At this point I’m pretty eager to verify that the 1902 error is gone and that I get proper AC voltage output. So I slip on the muffler, set up my voltmeter, and set it to manual run. Moments later, we have success.

No error code, 238.5VAC output, plus or minus, and a big smile on this owner’s face.
Now it is time to reassemble the enclosure and button this job up.

Summary

So what was learned from this adventure?

First of all, generators are not so complex as to requiring a rocket scientist to figure out and understand.
A proper technical manual is very helpful for troubleshooting and performing some repairs. My manual included part numbers, but to my surprise, was incomplete: the slip ring assembly was not shown or listed. I am grateful to this dealer who offered the part number and said they had stock.
Generac’s customer support organization seems to exist for the primary purpose of steering business to their dealers, only some of whom can service their products. These dealers, at least the ones I’ve dealt with, are independent businesses. The customer support folks insisted I have a dealer come out to have a look.
Generac does not sell parts directly to their customers; you must go through a dealer, many of whom take your order and your money, and then Generac drop-ships your parts to you.
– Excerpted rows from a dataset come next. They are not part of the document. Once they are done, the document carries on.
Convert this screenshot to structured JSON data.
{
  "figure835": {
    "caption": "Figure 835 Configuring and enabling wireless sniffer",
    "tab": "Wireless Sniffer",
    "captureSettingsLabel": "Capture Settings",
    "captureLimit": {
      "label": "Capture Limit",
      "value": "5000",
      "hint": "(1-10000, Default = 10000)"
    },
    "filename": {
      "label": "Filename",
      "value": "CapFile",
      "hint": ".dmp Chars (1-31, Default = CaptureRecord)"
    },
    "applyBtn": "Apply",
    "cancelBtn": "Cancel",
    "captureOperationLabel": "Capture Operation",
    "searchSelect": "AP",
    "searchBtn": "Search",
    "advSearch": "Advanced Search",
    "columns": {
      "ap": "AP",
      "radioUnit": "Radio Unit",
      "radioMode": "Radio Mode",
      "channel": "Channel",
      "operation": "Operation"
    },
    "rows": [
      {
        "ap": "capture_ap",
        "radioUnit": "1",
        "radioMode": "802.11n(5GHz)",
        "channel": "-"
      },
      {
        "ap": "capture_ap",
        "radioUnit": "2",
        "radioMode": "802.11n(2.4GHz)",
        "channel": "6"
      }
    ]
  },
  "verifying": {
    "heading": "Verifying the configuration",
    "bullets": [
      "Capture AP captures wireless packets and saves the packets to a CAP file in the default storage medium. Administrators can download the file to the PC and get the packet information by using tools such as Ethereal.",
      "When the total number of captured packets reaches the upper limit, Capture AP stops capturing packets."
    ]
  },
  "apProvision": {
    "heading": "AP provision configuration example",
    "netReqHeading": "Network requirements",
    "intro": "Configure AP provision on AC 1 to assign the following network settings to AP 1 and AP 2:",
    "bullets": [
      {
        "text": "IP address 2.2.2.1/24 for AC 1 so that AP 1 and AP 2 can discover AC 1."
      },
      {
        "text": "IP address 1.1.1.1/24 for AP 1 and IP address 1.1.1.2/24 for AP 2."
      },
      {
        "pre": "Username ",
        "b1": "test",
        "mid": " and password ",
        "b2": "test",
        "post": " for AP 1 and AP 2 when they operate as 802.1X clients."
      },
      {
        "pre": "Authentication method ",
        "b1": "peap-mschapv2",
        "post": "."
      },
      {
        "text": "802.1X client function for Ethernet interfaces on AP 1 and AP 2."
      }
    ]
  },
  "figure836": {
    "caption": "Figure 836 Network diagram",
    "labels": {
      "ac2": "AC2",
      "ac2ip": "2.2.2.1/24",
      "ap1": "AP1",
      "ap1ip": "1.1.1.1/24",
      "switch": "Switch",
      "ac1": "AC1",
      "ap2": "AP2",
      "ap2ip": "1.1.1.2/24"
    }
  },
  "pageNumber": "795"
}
I also found prices can vary between dealers. This is their prerogative, of course, as independent businesses. Some dealers actually stock parts, I found, so it pays to shop around.

Regarding my manufacturing defect theory, I am still convinced this is the case.
Prior to buying this generator, I had an older Kohler stationary generator that I bought used from someone I knew. It had nearly 3000 hours and had never had an issue with the generator portion, including still running on the original factory brushes.
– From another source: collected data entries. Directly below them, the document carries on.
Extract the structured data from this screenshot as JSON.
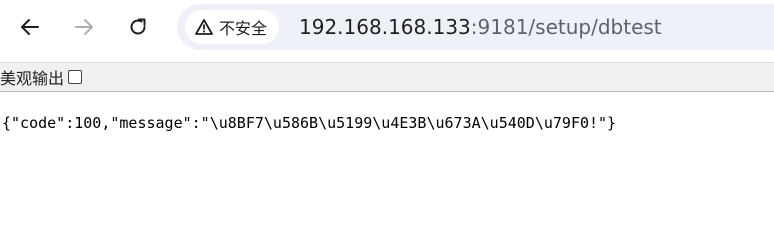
{
  "browser": {
    "security_label": "不安全",
    "url_host": "192.168.168.133",
    "url_rest": ":9181/setup/dbtest"
  },
  "page": {
    "pretty_print_label": "美观输出",
    "json_text": "{\"code\":100,\"message\":\"\\u8BF7\\u586B\\u5199\\u4E3B\\u673A\\u540D\\u79F0!\"}"
  },
  "icons": {
    "back": "arrow-left-icon",
    "forward": "arrow-right-icon",
    "reload": "reload-icon",
    "security": "warning-triangle-icon"
  },
  "colors": {
    "omnibox_bg": "#eef2f8",
    "pretty_bar_bg": "#f0f0f0",
    "forward_disabled": "#b0b0b0"
  }
}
Do many people have these issues with their Generac, probably not. The typical use case for the generators is backup home power. In many cases, the normal exercise cycles probably rack up more hours than power outages do, so they may never have so many hours that this problem would ever manifest itself. So this speaks to the expected duty cycle of these machines: they are best suited where they are seldom used. They are best for making their customers feel good that they have protection.

Don’t ask what possessed me to buy a Generac instead of another Kohler, because I don’t know.

Would I buy another Generac? At this point, after all these issues, I definitely would not, nor would I recommend them to anyone.